Kurseinschreibung

Zwei Romane - Zweimal Leben? Sophie de la Roches Geschichte des Fräuleins von Sternheim (1771) und Karl Philipp Moritz‘ Anton Reiser (1785) stehen als repräsentative Lektüren für Fragen nach Bildungskonzepten im 18. Jahrhundert im Zentrum des Seminars. Welchen Anteil der Roman als emanzipatorische Kraft und zugleich literarisch-fiktionaler Gestaltungs- und Möglichkeitsraum der Einfühlung wie der Gelehrsamkeit zugleich entwickeln kann, soll ausgehend von einer eng geführten Doppel-Lektüre anhand dieser beiden wichtigen Werke gemeinsam erarbeitet werden. Moritz bezeichnet seinen Reiser im Untertitel als einen psychologischen Roman, de la Roches Sternheim rühmen Goethe und Merck in einer vielzitierten Rezension als „kein Buch, sondern eine Menschenseele“. Wie diesen Menschenseelen in Fiktion gestaltet werden, wird aus verschiedenen Perspektiven beleuchtet werden. Geplant sind zudem Seminarsitzungen, in denen im Grimmzentrum mit den Historischen Beständen der HU gearbeitet werden soll. So kann sich der Bezugsrahmen unserer Beobachtungen intermedial weiten. Denn Seitenblicke auf Rousseaus Emile oder Moritz’ ABC ergänzen das Bild ebenso wie Einblicke in Kupferstiche und Illustrationen, die Anteil an der Vermittlung von Bildungsprogrammen und -programmatiken haben und teils bis heute in Norm- und Wertvorstellungen hinein wirken.

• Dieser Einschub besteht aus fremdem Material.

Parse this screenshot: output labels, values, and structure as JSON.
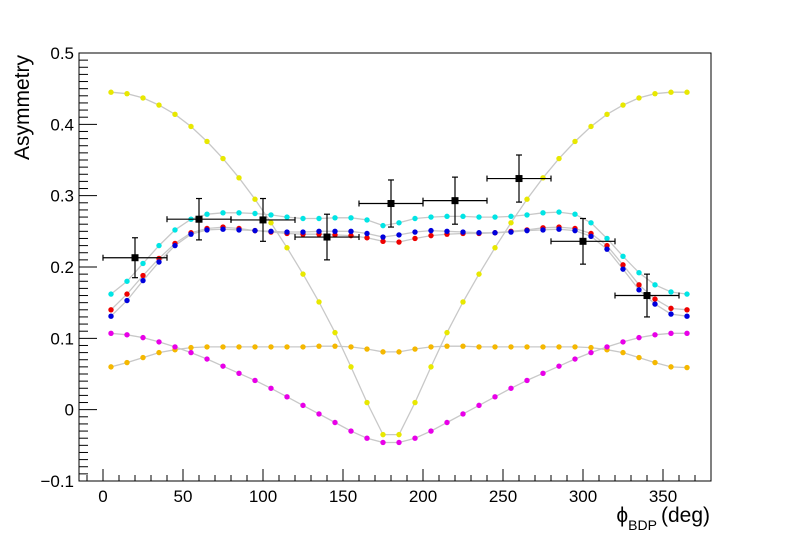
{
  "chart_data": {
    "type": "scatter",
    "title": "",
    "xlabel": {
      "main": "ϕ",
      "sub": "BDP",
      "unit": "(deg)"
    },
    "ylabel": "Asymmetry",
    "xlim": [
      -15,
      380
    ],
    "ylim": [
      -0.1,
      0.5
    ],
    "xticks": [
      0,
      50,
      100,
      150,
      200,
      250,
      300,
      350
    ],
    "xtick_labels": [
      "0",
      "50",
      "100",
      "150",
      "200",
      "250",
      "300",
      "350"
    ],
    "yticks": [
      -0.1,
      0,
      0.1,
      0.2,
      0.3,
      0.4,
      0.5
    ],
    "ytick_labels": [
      "−0.1",
      "0",
      "0.1",
      "0.2",
      "0.3",
      "0.4",
      "0.5"
    ],
    "grid": false,
    "x": [
      5,
      15,
      25,
      35,
      45,
      55,
      65,
      75,
      85,
      95,
      105,
      115,
      125,
      135,
      145,
      155,
      165,
      175,
      185,
      195,
      205,
      215,
      225,
      235,
      245,
      255,
      265,
      275,
      285,
      295,
      305,
      315,
      325,
      335,
      345,
      355,
      365
    ],
    "series": [
      {
        "color": "#e8e800",
        "line": "#c8c8c8",
        "values": [
          0.445,
          0.443,
          0.437,
          0.427,
          0.414,
          0.397,
          0.376,
          0.352,
          0.325,
          0.295,
          0.262,
          0.227,
          0.19,
          0.151,
          0.108,
          0.06,
          0.01,
          -0.035,
          -0.035,
          0.01,
          0.06,
          0.108,
          0.151,
          0.19,
          0.227,
          0.262,
          0.295,
          0.325,
          0.352,
          0.376,
          0.397,
          0.414,
          0.427,
          0.437,
          0.443,
          0.445,
          0.445
        ]
      },
      {
        "color": "#00e5e5",
        "line": "#c8c8c8",
        "values": [
          0.162,
          0.18,
          0.205,
          0.23,
          0.252,
          0.267,
          0.274,
          0.276,
          0.276,
          0.275,
          0.273,
          0.27,
          0.268,
          0.268,
          0.269,
          0.269,
          0.266,
          0.258,
          0.262,
          0.268,
          0.27,
          0.271,
          0.271,
          0.27,
          0.27,
          0.271,
          0.273,
          0.276,
          0.277,
          0.274,
          0.262,
          0.24,
          0.215,
          0.192,
          0.175,
          0.165,
          0.162
        ]
      },
      {
        "color": "#ee0000",
        "line": "#c8c8c8",
        "values": [
          0.14,
          0.162,
          0.188,
          0.212,
          0.233,
          0.248,
          0.254,
          0.256,
          0.254,
          0.251,
          0.249,
          0.247,
          0.246,
          0.246,
          0.245,
          0.244,
          0.241,
          0.236,
          0.235,
          0.24,
          0.244,
          0.246,
          0.247,
          0.247,
          0.248,
          0.25,
          0.252,
          0.255,
          0.256,
          0.254,
          0.247,
          0.23,
          0.203,
          0.175,
          0.155,
          0.142,
          0.14
        ]
      },
      {
        "color": "#0000dd",
        "line": "#c8c8c8",
        "values": [
          0.131,
          0.153,
          0.181,
          0.207,
          0.23,
          0.246,
          0.252,
          0.253,
          0.252,
          0.251,
          0.25,
          0.249,
          0.249,
          0.25,
          0.25,
          0.25,
          0.247,
          0.242,
          0.245,
          0.249,
          0.251,
          0.25,
          0.249,
          0.248,
          0.248,
          0.249,
          0.251,
          0.252,
          0.253,
          0.251,
          0.243,
          0.225,
          0.197,
          0.168,
          0.148,
          0.134,
          0.131
        ]
      },
      {
        "color": "#f5b800",
        "line": "#c8c8c8",
        "values": [
          0.06,
          0.066,
          0.073,
          0.08,
          0.084,
          0.087,
          0.088,
          0.088,
          0.088,
          0.088,
          0.088,
          0.088,
          0.088,
          0.089,
          0.089,
          0.088,
          0.085,
          0.081,
          0.081,
          0.085,
          0.088,
          0.089,
          0.089,
          0.088,
          0.088,
          0.088,
          0.088,
          0.088,
          0.088,
          0.088,
          0.087,
          0.084,
          0.08,
          0.073,
          0.066,
          0.06,
          0.059
        ]
      },
      {
        "color": "#e800e8",
        "line": "#c8c8c8",
        "values": [
          0.107,
          0.105,
          0.101,
          0.095,
          0.088,
          0.08,
          0.071,
          0.061,
          0.051,
          0.041,
          0.03,
          0.018,
          0.006,
          -0.006,
          -0.018,
          -0.03,
          -0.04,
          -0.046,
          -0.046,
          -0.04,
          -0.03,
          -0.018,
          -0.006,
          0.006,
          0.018,
          0.03,
          0.041,
          0.051,
          0.061,
          0.071,
          0.08,
          0.088,
          0.095,
          0.101,
          0.105,
          0.107,
          0.107
        ]
      }
    ],
    "measured": {
      "color": "#000000",
      "x": [
        20,
        60,
        100,
        140,
        180,
        220,
        260,
        300,
        340
      ],
      "y": [
        0.213,
        0.267,
        0.266,
        0.242,
        0.289,
        0.293,
        0.324,
        0.236,
        0.16
      ],
      "xerr": [
        20,
        20,
        20,
        20,
        20,
        20,
        20,
        20,
        20
      ],
      "yerr": [
        0.028,
        0.029,
        0.03,
        0.032,
        0.033,
        0.033,
        0.033,
        0.032,
        0.03
      ]
    }
  }
}
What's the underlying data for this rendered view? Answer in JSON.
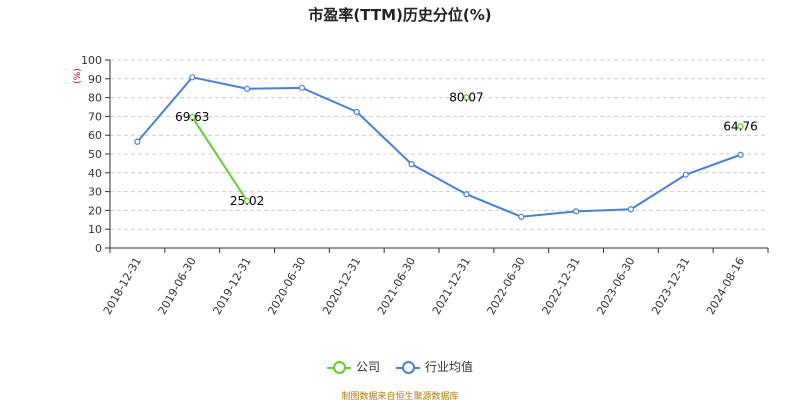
{
  "chart_data": {
    "type": "line",
    "title": "市盈率(TTM)历史分位(%)",
    "ylabel": "(%)",
    "ylim": [
      0,
      100
    ],
    "ytick_step": 10,
    "grid": true,
    "legend_position": "bottom",
    "categories": [
      "2018-12-31",
      "2019-06-30",
      "2019-12-31",
      "2020-06-30",
      "2020-12-31",
      "2021-06-30",
      "2021-12-31",
      "2022-06-30",
      "2022-12-31",
      "2023-06-30",
      "2023-12-31",
      "2024-08-16"
    ],
    "series": [
      {
        "name": "公司",
        "color": "#66cc33",
        "values": [
          null,
          69.63,
          25.02,
          null,
          null,
          null,
          80.07,
          null,
          null,
          null,
          null,
          64.76
        ],
        "labels": [
          null,
          "69.63",
          "25.02",
          null,
          null,
          null,
          "80.07",
          null,
          null,
          null,
          null,
          "64.76"
        ]
      },
      {
        "name": "行业均值",
        "color": "#4a7fd6",
        "values": [
          56.5,
          90.8,
          84.7,
          85.2,
          72.4,
          44.6,
          28.6,
          16.6,
          19.5,
          20.6,
          39.0,
          49.6
        ]
      }
    ]
  },
  "source_note": "制图数据来自恒生聚源数据库"
}
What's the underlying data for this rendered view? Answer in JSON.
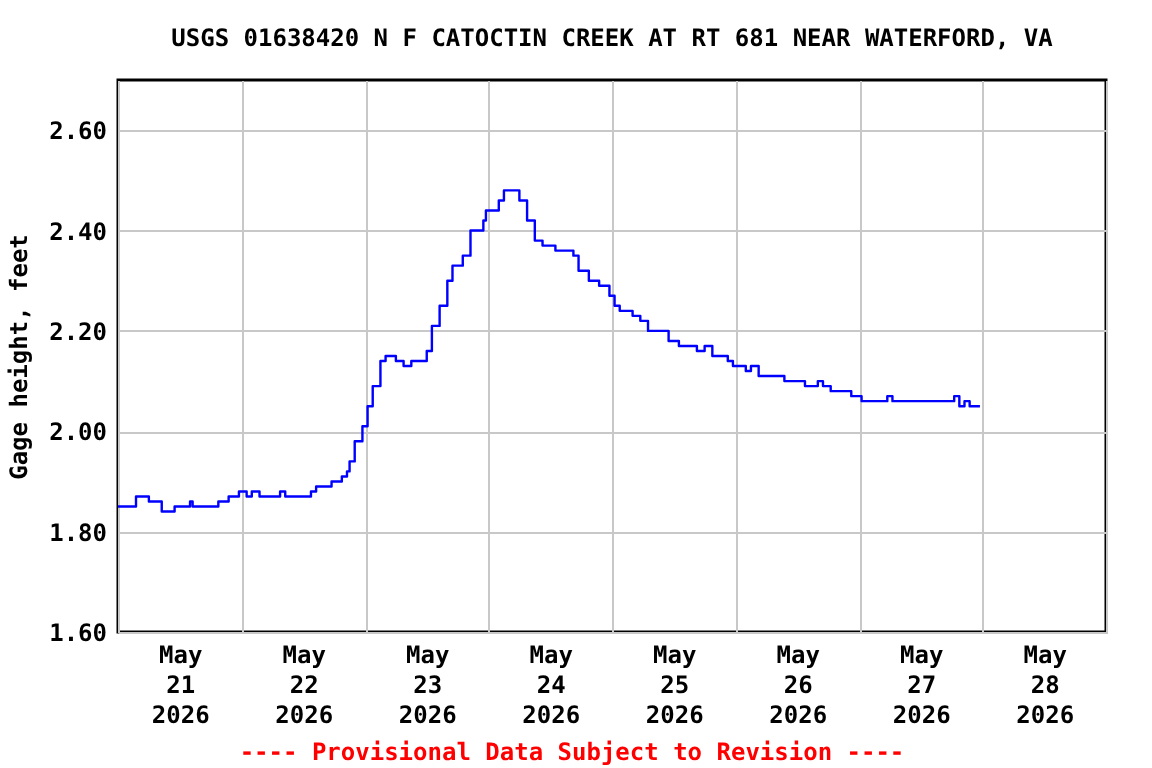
{
  "chart_data": {
    "type": "step",
    "title": "USGS 01638420 N F CATOCTIN CREEK AT RT 681 NEAR WATERFORD, VA",
    "ylabel": "Gage height, feet",
    "annotations": [
      "---- Provisional Data Subject to Revision ----"
    ],
    "x": [
      "2026-05-21T00:00",
      "2026-05-21T02:30",
      "2026-05-21T03:30",
      "2026-05-21T06:00",
      "2026-05-21T08:30",
      "2026-05-21T11:00",
      "2026-05-21T14:00",
      "2026-05-21T14:30",
      "2026-05-21T19:30",
      "2026-05-21T21:30",
      "2026-05-21T23:30",
      "2026-05-22T01:00",
      "2026-05-22T02:00",
      "2026-05-22T03:30",
      "2026-05-22T07:30",
      "2026-05-22T08:30",
      "2026-05-22T13:30",
      "2026-05-22T14:30",
      "2026-05-22T17:30",
      "2026-05-22T19:30",
      "2026-05-22T20:30",
      "2026-05-22T21:00",
      "2026-05-22T22:00",
      "2026-05-22T23:30",
      "2026-05-23T00:30",
      "2026-05-23T01:30",
      "2026-05-23T03:00",
      "2026-05-23T04:00",
      "2026-05-23T06:00",
      "2026-05-23T07:30",
      "2026-05-23T09:00",
      "2026-05-23T12:00",
      "2026-05-23T13:00",
      "2026-05-23T14:30",
      "2026-05-23T16:00",
      "2026-05-23T17:00",
      "2026-05-23T19:00",
      "2026-05-23T20:30",
      "2026-05-23T23:00",
      "2026-05-23T23:30",
      "2026-05-24T02:00",
      "2026-05-24T03:00",
      "2026-05-24T04:30",
      "2026-05-24T06:00",
      "2026-05-24T07:30",
      "2026-05-24T09:00",
      "2026-05-24T10:30",
      "2026-05-24T13:00",
      "2026-05-24T16:30",
      "2026-05-24T17:30",
      "2026-05-24T19:30",
      "2026-05-24T21:30",
      "2026-05-24T23:30",
      "2026-05-25T00:30",
      "2026-05-25T01:30",
      "2026-05-25T04:00",
      "2026-05-25T05:30",
      "2026-05-25T07:00",
      "2026-05-25T11:00",
      "2026-05-25T13:00",
      "2026-05-25T16:30",
      "2026-05-25T18:00",
      "2026-05-25T19:30",
      "2026-05-25T22:30",
      "2026-05-25T23:30",
      "2026-05-26T02:00",
      "2026-05-26T03:00",
      "2026-05-26T04:30",
      "2026-05-26T09:30",
      "2026-05-26T13:30",
      "2026-05-26T16:00",
      "2026-05-26T17:00",
      "2026-05-26T18:30",
      "2026-05-26T22:30",
      "2026-05-27T00:30",
      "2026-05-27T05:30",
      "2026-05-27T06:30",
      "2026-05-27T18:30",
      "2026-05-27T19:30",
      "2026-05-27T20:30",
      "2026-05-27T21:30",
      "2026-05-27T23:30"
    ],
    "series": [
      {
        "color": "#0000ff",
        "values": [
          1.85,
          1.85,
          1.87,
          1.86,
          1.84,
          1.85,
          1.86,
          1.85,
          1.86,
          1.87,
          1.88,
          1.87,
          1.88,
          1.87,
          1.88,
          1.87,
          1.88,
          1.89,
          1.9,
          1.91,
          1.92,
          1.94,
          1.98,
          2.01,
          2.05,
          2.09,
          2.14,
          2.15,
          2.14,
          2.13,
          2.14,
          2.16,
          2.21,
          2.25,
          2.3,
          2.33,
          2.35,
          2.4,
          2.42,
          2.44,
          2.46,
          2.48,
          2.48,
          2.46,
          2.42,
          2.38,
          2.37,
          2.36,
          2.35,
          2.32,
          2.3,
          2.29,
          2.27,
          2.25,
          2.24,
          2.23,
          2.22,
          2.2,
          2.18,
          2.17,
          2.16,
          2.17,
          2.15,
          2.14,
          2.13,
          2.12,
          2.13,
          2.11,
          2.1,
          2.09,
          2.1,
          2.09,
          2.08,
          2.07,
          2.06,
          2.07,
          2.06,
          2.07,
          2.05,
          2.06,
          2.05,
          2.05
        ]
      }
    ],
    "xlim": [
      "2026-05-21T00:00",
      "2026-05-29T00:00"
    ],
    "xticks": [
      {
        "value": "2026-05-21T00:00",
        "label": null
      },
      {
        "value": "2026-05-21T12:00",
        "label": "May 21 2026"
      },
      {
        "value": "2026-05-22T00:00",
        "label": null
      },
      {
        "value": "2026-05-22T12:00",
        "label": "May 22 2026"
      },
      {
        "value": "2026-05-23T00:00",
        "label": null
      },
      {
        "value": "2026-05-23T12:00",
        "label": "May 23 2026"
      },
      {
        "value": "2026-05-24T00:00",
        "label": null
      },
      {
        "value": "2026-05-24T12:00",
        "label": "May 24 2026"
      },
      {
        "value": "2026-05-25T00:00",
        "label": null
      },
      {
        "value": "2026-05-25T12:00",
        "label": "May 25 2026"
      },
      {
        "value": "2026-05-26T00:00",
        "label": null
      },
      {
        "value": "2026-05-26T12:00",
        "label": "May 26 2026"
      },
      {
        "value": "2026-05-27T00:00",
        "label": null
      },
      {
        "value": "2026-05-27T12:00",
        "label": "May 27 2026"
      },
      {
        "value": "2026-05-28T00:00",
        "label": null
      },
      {
        "value": "2026-05-28T12:00",
        "label": "May 28 2026"
      },
      {
        "value": "2026-05-29T00:00",
        "label": null
      }
    ],
    "ylim": [
      1.6,
      2.7
    ],
    "yticks": [
      {
        "value": 1.6,
        "label": "1.60"
      },
      {
        "value": 1.8,
        "label": "1.80"
      },
      {
        "value": 2.0,
        "label": "2.00"
      },
      {
        "value": 2.2,
        "label": "2.20"
      },
      {
        "value": 2.4,
        "label": "2.40"
      },
      {
        "value": 2.6,
        "label": "2.60"
      }
    ],
    "grid": true,
    "line_style": "solid",
    "marker": "none"
  }
}
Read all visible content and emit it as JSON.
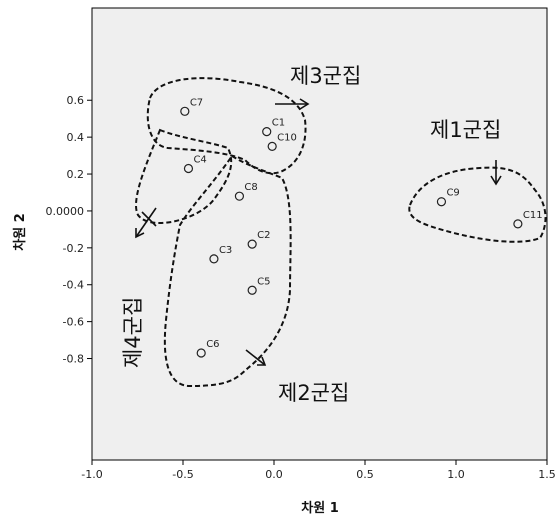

Das Seminar findet als Plenumssitzung statt, herkömmliche Referate entfallen. Als spezielle Arbeitsleistung ist eine Beteiligung an einer Projektarbeit vorgesehen, die zum Ende der Vorlesungszeit fertigzustellen ist: Gemeinsam sollen ganz im Sinne des medienaffinen 18. Jahrhunderts Journal-Ausgaben gestaltet werden, die Befunde, Miszellen, Besprechungen und weitere Horizonte und Kontexte im Zusammenhang mit den beiden Romanen erschließen, zusammenführe und durch eigene Texte oder Essays ergänzen. Es könnten z.B. Themenhefte mit Schwerpunkten zu europäischen Bildungsromanen oder einem Fokus auf Geschlechterfragen entstehen, vielleicht auch zu pädaogischen Fragen im 18. Jahrhundert. Diese Projektidee fußt nicht zuletzt auch auf die hier gewählten Autor:innen selbst, die eigene Zeitschriftenprojekte verwirklicht haben: „Pomona für Teutschlands Töchter“ (1783-1784) und das „Magazin zur Erfahrungsseelenkunde“ (1783-1893).